Because the school’s football team is also well ahead of schedule, having just made the championship game this year, Deakyne thinks the school might move to AIA in the near future, since that fosters better competition for that sport. He believes the team he had this year could have gone toe-to-toe with even the 5A and 6A conferences if they were in AIA.

“This is the rise of the prep schools,” he said. “There are a lot of high school coaches in Arizona who don’t really let kids play. They want to run their systems and let their teams score 40 points in a game. We would score that in a quarter sometimes.”

While the team’s pace did slow slightly from the previous year, the Heroes still averaged 92 points per game, with Deakyne’s brother Josh even breaking a Grind Session record with 17 assists in one game. The problem for the team, he said, was they didn’t rebound enough.
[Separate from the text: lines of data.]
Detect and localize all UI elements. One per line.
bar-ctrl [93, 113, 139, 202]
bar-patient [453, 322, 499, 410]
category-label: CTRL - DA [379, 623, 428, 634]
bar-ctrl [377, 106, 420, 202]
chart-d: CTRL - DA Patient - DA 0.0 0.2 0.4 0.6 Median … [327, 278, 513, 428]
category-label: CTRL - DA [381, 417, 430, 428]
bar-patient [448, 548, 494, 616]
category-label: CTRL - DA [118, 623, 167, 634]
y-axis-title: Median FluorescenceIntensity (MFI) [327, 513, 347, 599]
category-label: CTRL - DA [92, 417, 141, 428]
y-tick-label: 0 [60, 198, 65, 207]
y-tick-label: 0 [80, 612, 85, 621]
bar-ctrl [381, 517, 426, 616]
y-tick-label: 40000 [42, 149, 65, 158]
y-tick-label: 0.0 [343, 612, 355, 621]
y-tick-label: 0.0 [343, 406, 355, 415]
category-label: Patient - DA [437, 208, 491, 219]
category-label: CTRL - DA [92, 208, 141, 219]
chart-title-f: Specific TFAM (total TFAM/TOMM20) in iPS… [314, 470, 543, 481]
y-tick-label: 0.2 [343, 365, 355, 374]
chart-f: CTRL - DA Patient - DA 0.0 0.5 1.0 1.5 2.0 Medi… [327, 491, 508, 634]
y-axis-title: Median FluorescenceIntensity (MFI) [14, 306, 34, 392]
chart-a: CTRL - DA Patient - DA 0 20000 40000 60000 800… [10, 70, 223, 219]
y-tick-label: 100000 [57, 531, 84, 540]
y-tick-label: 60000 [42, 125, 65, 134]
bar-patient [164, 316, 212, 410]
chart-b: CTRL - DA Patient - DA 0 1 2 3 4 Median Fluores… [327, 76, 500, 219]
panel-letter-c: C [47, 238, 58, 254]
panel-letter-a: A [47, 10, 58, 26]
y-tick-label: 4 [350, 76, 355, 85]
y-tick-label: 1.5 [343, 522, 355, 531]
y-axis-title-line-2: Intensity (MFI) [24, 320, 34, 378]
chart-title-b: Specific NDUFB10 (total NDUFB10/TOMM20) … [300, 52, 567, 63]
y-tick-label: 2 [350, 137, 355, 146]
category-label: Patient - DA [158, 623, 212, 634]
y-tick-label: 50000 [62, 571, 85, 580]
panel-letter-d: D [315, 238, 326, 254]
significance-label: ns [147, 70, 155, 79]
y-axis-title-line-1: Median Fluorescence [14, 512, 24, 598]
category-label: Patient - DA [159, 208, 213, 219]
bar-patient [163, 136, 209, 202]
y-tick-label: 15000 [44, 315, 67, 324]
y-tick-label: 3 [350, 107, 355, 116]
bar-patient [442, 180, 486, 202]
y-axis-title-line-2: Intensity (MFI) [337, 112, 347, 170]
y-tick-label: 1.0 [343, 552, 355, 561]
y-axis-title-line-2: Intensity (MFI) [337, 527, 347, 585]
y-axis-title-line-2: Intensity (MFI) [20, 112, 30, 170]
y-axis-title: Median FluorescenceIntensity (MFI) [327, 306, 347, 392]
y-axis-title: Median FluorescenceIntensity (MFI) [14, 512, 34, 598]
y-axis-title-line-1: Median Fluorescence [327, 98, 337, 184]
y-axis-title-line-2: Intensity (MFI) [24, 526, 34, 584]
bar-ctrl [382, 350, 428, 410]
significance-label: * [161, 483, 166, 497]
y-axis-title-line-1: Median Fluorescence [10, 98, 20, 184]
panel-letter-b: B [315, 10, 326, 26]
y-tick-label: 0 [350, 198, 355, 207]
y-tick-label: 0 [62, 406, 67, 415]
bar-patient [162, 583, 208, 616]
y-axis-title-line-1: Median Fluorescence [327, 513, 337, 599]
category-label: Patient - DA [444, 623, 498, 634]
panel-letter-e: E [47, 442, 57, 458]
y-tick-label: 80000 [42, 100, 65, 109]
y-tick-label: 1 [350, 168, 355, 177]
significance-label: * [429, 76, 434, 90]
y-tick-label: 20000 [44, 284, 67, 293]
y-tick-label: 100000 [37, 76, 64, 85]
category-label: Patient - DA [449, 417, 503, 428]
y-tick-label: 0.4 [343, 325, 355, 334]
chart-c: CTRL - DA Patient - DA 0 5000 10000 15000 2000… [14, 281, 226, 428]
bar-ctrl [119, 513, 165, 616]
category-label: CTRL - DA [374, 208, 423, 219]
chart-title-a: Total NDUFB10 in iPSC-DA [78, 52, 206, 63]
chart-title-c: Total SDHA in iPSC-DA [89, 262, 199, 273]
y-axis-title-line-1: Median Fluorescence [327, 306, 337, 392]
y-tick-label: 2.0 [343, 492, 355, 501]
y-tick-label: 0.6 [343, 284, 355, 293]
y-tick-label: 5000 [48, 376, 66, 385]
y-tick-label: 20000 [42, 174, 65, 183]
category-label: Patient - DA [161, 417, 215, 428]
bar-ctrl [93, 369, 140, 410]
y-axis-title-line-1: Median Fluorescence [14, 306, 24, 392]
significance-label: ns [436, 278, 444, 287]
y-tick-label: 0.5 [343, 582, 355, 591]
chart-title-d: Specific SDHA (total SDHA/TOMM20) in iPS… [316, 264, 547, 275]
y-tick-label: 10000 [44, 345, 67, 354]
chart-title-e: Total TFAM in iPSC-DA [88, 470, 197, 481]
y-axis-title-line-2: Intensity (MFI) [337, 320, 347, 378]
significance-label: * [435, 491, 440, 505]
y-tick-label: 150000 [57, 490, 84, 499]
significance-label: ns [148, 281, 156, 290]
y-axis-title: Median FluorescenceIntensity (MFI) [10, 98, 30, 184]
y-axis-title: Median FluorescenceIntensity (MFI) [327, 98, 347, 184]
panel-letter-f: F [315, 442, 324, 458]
With his departure, Deakyne expects Josh and teammate Brock Heywood to attend a bigger prep school, but he said there will still be plenty of talent left to continue to play on a national level with players like Malik Charles and John Wiltz leading the way under coach Vernon Daniels.

Deakyne said his mind allows him to focus 100% on whatever it is he’s doing, so when he’s with the military he won’t be distracted by thinking about basketball. But he didn’t rule out returning to coach at some point in the future, and he’s excited to see what local kids do with the opportunities his program has created for them.

“If Heritage Academy doesn’t show up in Maricopa two years ago, those kids are either at Maricopa or Sequoia Pathway or (Phoenix) Mountain Pointe, and they might not get another look,” he said. “All I know is we took local kids and did really well.”